Speaking on how the crisis was ignited, Alhaji Yaro said that a Nigerien was carrying a basket of tomatoes which fell down and spilt over the surfaces in front of a Yoruba woman’s shop.
“The woman insisted that he must clean up and wash the place. A Yoruba cobbler intervened and sided the woman.”
“The Nigerien, identified only as Manager, slapped the cobbler who immediately fainted and later died the next day in a hospital,”. Yaro explained.
Yaro went further to traced the root of the crisis to the death of that cobbler. He said, “The news about the death of the cobbler spread like wildfire and later degenerated into an ethnic conflict, leading to the killings of several northerners as a revenge to the death of their tribesman.”

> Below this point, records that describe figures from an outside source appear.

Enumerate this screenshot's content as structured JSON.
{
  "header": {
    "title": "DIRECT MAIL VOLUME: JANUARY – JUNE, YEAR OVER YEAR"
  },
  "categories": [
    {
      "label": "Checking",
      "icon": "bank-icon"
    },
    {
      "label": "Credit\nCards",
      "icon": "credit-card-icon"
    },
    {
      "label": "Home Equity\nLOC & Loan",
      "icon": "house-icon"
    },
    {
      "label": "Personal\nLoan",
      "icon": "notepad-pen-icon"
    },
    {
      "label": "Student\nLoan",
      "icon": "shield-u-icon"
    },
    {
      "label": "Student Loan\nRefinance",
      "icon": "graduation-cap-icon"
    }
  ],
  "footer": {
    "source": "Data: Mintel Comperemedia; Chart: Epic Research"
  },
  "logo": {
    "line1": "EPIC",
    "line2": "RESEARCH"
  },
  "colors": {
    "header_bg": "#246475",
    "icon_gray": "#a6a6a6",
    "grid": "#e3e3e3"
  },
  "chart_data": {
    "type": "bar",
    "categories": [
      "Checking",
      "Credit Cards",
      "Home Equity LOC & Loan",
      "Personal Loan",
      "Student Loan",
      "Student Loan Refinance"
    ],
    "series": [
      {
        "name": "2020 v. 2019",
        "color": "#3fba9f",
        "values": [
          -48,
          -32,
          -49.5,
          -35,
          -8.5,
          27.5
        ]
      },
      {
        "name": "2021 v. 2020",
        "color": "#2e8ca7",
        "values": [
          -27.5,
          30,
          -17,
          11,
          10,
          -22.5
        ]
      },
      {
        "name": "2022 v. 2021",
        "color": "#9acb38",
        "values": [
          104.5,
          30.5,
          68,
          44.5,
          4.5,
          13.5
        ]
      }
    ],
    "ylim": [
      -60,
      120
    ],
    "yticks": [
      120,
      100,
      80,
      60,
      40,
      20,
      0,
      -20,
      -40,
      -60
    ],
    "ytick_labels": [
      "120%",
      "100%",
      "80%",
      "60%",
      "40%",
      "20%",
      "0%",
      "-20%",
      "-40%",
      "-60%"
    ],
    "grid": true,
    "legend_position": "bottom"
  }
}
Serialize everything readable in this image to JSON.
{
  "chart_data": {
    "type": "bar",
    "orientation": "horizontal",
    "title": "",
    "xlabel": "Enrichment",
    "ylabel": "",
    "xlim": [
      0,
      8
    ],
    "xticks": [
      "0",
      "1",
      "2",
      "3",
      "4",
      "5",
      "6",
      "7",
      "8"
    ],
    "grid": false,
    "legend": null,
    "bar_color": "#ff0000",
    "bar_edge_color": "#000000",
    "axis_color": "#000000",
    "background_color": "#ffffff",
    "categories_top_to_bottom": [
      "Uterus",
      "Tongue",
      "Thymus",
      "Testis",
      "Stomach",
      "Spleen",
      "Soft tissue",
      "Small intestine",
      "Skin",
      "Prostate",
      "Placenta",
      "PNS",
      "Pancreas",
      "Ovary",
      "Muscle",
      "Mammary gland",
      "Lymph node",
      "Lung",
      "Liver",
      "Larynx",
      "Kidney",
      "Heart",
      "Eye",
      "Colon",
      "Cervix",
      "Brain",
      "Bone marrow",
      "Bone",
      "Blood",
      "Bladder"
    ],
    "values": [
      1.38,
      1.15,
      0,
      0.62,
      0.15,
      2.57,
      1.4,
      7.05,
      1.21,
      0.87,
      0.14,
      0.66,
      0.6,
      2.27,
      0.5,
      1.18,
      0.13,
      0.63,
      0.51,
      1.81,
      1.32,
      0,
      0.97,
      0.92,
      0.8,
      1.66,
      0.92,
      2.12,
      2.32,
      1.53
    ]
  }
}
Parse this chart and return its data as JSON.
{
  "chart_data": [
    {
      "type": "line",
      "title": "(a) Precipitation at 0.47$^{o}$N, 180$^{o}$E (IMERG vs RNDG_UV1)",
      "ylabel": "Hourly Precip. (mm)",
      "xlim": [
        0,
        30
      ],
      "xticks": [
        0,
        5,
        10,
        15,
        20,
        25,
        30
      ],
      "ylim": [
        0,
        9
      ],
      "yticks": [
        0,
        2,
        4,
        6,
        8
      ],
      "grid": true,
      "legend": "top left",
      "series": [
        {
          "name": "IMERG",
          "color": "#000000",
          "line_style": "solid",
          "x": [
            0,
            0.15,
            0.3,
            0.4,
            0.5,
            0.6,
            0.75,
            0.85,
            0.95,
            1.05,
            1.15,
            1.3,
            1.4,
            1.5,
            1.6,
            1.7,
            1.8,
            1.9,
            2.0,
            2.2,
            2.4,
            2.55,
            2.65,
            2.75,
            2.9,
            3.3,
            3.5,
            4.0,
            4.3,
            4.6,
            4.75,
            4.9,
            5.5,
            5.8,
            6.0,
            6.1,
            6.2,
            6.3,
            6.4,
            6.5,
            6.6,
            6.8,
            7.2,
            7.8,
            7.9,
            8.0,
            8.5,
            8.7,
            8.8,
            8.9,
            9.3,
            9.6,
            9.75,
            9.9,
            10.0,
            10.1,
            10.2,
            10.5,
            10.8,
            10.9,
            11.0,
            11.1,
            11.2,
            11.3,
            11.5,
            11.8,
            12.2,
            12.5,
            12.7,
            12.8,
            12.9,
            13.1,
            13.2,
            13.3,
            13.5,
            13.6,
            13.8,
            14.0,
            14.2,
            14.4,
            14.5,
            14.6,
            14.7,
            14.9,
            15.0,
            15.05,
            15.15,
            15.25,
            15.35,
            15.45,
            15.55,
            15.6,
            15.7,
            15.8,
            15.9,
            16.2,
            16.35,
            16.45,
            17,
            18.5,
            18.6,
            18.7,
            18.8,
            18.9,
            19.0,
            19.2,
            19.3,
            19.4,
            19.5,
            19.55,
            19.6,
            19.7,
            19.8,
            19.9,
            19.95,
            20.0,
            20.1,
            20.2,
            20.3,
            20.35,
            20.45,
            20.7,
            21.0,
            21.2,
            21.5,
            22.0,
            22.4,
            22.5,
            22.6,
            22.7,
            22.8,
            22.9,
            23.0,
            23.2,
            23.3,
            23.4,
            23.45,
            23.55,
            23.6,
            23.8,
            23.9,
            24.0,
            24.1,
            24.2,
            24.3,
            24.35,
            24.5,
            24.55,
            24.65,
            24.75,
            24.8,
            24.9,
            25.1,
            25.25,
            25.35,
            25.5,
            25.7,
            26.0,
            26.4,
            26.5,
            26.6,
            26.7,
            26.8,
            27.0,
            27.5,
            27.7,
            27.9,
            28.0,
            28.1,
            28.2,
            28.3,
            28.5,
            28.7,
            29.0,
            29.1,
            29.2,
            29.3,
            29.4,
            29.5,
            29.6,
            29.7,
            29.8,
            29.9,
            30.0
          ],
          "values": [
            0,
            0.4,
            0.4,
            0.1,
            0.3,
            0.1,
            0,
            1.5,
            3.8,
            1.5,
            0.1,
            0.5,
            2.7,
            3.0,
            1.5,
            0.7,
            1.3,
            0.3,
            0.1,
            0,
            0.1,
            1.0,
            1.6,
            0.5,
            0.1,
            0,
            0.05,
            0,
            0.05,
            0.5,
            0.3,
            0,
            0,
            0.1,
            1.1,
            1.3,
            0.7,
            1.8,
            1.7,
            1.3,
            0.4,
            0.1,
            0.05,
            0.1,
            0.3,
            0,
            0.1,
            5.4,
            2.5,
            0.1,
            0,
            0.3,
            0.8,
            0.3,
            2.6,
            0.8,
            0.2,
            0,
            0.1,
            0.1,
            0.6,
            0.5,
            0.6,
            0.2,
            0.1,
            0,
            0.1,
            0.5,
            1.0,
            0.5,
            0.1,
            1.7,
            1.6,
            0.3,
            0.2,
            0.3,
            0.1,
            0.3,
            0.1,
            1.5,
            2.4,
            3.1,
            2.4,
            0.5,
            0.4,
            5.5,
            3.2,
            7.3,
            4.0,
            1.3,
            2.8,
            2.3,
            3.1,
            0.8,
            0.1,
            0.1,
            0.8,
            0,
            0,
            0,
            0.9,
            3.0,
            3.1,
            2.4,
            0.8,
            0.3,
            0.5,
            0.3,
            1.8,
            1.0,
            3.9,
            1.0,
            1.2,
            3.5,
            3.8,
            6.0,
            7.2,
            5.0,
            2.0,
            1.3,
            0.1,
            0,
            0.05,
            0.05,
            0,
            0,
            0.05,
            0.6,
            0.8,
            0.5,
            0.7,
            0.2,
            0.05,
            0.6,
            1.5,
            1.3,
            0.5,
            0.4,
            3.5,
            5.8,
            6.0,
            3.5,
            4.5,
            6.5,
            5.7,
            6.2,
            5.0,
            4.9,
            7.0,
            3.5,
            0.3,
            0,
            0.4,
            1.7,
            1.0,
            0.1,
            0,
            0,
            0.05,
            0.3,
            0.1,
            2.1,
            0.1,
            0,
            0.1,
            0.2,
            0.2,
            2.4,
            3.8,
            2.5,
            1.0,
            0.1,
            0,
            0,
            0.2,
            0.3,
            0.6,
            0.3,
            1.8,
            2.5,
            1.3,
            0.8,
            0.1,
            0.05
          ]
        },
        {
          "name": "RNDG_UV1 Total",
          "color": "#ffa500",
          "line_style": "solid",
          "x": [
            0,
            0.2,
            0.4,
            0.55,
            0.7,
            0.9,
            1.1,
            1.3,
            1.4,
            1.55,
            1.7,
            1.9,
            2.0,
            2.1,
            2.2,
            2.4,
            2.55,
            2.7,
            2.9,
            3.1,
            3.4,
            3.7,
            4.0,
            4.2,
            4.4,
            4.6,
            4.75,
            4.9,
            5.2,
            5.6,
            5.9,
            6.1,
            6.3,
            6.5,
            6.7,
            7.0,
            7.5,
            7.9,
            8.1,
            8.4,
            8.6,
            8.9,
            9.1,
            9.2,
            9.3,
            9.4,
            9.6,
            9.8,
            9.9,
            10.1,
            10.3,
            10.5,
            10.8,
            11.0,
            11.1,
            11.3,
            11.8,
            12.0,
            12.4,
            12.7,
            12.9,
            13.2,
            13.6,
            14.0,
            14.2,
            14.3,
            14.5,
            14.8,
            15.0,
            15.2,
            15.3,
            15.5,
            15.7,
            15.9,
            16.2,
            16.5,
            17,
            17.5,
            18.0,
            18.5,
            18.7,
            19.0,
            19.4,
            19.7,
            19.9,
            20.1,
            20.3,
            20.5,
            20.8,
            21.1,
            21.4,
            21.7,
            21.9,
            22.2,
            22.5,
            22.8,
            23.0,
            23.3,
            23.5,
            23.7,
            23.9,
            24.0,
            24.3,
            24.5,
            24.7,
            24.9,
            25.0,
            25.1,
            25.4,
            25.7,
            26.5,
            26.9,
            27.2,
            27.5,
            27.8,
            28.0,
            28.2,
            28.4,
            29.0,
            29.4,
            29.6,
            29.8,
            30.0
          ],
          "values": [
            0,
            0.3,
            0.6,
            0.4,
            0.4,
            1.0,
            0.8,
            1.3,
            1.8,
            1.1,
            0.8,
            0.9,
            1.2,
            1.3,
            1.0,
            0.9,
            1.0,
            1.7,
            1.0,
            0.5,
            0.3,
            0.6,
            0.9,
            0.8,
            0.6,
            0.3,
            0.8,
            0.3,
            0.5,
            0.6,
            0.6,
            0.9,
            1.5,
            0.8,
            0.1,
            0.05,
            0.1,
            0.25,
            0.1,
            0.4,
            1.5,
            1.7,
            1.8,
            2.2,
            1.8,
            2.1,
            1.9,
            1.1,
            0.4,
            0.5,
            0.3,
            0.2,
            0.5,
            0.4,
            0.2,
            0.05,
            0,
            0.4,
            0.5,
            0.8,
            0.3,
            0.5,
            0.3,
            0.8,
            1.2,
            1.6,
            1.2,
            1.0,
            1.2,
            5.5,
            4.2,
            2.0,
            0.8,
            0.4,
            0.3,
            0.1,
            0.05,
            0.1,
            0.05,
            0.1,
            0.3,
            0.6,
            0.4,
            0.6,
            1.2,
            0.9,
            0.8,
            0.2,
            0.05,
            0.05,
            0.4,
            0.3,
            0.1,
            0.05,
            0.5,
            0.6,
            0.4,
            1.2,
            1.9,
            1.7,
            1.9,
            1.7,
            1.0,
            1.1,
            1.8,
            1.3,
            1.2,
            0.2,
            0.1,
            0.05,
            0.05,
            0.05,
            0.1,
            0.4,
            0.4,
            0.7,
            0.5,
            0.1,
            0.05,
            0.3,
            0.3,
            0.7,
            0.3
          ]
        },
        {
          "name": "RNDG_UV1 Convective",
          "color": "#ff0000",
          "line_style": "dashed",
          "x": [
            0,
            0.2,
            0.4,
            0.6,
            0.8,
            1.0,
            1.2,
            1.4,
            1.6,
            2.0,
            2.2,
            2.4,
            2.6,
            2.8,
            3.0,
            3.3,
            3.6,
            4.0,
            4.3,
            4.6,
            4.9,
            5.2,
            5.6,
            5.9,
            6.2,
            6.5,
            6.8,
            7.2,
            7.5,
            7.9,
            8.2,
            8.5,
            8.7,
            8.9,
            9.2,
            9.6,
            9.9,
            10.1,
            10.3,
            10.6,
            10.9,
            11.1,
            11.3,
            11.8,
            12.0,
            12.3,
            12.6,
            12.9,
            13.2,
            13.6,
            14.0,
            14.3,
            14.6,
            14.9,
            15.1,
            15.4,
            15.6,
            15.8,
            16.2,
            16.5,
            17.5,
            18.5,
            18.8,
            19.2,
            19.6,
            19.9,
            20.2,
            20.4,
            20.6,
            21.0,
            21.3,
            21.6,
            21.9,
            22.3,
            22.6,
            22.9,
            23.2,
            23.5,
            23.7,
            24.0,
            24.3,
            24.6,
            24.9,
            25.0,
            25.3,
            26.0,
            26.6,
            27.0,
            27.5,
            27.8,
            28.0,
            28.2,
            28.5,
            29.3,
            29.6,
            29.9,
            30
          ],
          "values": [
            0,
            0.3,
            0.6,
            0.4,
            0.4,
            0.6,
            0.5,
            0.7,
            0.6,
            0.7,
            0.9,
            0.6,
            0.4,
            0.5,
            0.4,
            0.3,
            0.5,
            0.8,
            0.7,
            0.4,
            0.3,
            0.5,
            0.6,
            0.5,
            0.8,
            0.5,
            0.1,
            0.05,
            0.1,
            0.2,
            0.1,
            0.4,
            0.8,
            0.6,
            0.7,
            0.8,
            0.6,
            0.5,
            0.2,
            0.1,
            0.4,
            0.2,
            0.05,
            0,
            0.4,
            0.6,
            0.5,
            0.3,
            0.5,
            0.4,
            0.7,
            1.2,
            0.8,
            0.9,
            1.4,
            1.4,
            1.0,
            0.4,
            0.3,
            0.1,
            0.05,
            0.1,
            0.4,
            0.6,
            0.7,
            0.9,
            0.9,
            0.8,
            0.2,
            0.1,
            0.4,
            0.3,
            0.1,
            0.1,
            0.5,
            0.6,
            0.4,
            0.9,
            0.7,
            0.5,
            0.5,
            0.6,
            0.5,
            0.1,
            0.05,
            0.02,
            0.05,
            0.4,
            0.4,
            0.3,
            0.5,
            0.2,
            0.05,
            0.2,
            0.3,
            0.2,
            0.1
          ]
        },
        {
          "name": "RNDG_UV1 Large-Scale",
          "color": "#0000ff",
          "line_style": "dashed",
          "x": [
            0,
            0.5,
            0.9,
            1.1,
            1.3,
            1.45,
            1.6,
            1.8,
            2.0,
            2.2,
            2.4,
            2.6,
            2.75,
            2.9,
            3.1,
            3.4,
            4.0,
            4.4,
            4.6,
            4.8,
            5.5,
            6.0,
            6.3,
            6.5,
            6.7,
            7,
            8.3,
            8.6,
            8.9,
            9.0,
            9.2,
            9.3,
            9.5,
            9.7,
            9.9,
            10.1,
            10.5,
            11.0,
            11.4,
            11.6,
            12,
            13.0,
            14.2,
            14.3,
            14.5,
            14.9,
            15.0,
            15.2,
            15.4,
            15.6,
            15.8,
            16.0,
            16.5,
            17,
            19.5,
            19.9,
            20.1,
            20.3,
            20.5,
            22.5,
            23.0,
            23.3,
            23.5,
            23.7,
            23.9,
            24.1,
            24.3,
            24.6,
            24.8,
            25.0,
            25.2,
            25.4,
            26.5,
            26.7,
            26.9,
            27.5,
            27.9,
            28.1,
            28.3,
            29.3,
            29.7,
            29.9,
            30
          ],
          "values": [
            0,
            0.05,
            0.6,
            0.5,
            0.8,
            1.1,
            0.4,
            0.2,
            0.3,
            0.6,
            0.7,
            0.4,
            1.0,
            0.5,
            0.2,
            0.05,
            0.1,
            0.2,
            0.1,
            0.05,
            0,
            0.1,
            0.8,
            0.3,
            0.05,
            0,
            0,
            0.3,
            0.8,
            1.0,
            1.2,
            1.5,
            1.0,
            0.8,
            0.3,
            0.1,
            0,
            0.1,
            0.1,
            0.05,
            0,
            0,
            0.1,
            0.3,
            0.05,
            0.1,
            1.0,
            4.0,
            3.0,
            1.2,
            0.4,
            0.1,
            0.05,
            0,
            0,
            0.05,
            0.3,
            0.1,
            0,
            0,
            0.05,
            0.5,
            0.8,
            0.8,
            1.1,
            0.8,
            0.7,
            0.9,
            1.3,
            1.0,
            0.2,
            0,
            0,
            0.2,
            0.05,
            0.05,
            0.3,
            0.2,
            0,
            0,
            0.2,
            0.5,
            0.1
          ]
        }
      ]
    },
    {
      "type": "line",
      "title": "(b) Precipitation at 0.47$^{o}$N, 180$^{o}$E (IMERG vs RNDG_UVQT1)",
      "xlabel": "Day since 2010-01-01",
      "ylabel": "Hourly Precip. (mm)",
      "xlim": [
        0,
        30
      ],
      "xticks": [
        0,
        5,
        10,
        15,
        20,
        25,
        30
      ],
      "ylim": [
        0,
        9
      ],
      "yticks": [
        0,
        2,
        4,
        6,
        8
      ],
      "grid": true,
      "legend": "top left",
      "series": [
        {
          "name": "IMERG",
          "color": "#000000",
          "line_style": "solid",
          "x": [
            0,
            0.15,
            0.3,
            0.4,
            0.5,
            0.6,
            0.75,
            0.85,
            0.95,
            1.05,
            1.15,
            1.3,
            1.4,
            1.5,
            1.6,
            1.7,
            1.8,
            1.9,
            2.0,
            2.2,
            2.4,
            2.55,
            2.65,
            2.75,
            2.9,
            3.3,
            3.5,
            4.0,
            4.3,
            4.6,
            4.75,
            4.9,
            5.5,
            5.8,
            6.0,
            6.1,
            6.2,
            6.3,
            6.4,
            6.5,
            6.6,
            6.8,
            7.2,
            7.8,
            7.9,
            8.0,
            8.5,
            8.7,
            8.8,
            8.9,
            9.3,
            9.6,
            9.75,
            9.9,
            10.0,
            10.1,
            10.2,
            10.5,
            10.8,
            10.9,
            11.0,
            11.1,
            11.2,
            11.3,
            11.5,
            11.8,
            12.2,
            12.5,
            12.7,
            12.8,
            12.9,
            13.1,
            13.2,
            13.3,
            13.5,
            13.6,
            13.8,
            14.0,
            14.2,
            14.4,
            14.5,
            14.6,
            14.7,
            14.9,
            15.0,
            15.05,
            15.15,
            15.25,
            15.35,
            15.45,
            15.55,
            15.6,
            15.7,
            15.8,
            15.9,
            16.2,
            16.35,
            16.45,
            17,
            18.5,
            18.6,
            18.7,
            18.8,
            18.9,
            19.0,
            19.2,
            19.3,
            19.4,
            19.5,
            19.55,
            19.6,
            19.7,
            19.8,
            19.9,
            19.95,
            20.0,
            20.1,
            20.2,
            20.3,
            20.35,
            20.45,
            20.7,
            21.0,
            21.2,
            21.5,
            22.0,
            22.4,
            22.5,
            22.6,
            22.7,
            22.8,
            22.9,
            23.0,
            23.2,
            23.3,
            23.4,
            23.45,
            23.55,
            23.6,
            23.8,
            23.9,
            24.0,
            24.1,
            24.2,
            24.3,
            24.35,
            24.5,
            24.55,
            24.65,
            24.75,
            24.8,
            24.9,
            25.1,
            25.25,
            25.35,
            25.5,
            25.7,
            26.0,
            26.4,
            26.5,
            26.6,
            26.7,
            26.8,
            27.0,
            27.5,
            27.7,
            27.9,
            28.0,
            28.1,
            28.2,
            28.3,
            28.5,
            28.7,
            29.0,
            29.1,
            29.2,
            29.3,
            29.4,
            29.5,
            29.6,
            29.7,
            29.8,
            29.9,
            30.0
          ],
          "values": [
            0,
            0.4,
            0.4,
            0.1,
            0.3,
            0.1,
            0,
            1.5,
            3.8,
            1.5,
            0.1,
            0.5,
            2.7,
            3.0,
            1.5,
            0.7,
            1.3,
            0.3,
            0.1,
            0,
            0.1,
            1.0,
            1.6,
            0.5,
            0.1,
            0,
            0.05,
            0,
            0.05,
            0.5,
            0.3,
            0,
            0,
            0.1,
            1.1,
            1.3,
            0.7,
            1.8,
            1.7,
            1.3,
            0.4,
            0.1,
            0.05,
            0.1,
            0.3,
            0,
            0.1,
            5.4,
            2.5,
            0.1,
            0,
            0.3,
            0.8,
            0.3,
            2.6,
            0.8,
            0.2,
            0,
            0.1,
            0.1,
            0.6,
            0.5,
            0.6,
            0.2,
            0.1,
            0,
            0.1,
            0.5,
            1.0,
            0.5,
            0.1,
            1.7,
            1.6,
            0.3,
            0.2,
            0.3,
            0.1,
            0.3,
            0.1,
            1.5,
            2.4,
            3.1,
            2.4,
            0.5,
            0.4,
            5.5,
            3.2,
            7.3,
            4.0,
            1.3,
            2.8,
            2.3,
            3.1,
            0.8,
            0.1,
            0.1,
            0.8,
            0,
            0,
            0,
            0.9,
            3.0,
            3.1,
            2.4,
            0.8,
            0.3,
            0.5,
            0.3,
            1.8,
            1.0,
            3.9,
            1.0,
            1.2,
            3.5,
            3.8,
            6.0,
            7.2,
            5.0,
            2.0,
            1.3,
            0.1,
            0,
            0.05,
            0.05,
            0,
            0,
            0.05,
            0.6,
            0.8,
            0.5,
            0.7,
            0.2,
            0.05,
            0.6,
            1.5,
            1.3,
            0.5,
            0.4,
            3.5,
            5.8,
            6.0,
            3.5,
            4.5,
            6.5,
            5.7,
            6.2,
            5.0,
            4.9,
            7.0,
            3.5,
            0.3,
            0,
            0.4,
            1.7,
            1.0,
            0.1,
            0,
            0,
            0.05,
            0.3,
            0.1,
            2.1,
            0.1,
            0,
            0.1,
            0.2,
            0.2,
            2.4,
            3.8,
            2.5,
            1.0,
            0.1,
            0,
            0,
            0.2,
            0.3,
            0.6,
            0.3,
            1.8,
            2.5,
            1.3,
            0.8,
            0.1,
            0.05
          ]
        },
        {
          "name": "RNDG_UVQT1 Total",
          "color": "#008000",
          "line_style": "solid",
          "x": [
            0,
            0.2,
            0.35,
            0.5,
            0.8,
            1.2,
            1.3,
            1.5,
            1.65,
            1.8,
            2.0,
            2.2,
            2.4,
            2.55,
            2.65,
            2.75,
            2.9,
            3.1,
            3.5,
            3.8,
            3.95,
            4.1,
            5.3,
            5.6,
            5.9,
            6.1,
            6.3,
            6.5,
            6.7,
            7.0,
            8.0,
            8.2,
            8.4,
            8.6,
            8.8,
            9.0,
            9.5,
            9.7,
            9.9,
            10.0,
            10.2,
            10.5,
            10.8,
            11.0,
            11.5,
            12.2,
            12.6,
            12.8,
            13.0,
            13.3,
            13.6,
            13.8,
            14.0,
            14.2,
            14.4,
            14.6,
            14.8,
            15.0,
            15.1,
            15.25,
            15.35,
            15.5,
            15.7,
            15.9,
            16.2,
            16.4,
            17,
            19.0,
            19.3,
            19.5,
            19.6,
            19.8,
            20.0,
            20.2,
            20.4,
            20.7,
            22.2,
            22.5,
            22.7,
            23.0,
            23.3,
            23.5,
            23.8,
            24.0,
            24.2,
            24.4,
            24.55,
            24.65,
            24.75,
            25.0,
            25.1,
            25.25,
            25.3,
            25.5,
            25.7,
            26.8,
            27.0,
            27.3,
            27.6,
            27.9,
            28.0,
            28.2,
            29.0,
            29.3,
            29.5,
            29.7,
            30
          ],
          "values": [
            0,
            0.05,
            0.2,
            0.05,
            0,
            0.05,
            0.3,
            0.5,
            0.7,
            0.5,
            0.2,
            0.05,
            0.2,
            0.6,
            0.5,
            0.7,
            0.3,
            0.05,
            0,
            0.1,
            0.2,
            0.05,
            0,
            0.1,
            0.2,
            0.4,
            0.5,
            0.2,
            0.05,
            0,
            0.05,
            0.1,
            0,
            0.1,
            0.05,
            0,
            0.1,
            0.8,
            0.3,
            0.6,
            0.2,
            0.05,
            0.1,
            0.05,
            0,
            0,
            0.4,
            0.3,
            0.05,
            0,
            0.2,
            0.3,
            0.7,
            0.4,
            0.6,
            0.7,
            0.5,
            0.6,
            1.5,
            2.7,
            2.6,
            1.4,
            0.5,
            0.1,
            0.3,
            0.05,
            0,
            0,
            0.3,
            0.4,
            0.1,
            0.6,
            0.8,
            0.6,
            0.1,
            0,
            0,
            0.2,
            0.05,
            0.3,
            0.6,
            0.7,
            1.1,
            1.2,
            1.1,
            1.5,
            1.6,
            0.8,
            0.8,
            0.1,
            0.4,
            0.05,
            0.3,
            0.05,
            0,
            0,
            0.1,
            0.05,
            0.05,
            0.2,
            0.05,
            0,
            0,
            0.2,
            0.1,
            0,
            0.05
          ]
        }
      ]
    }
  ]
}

SAHELIAN TIMES learnt that the Yorubas started their ethnic cleansing by burning down a tea joint belonging to a Hausa man, and then proceeded to burnt down houses of Hausas.
“Most the houses they burned down, unknowingly to them, belong to their kinsmen, whereas the northerners only rented them,” said Yaro.
The Hausa residents of Sasha also blamed the government for not sending security operatives to the scene as early as possible.
“Police only arrived 24 hours after the crisis has started. When they arrived they acted like onlookers and refused to act as security operatives,” one of the affected people alleged while speaking to our reporter.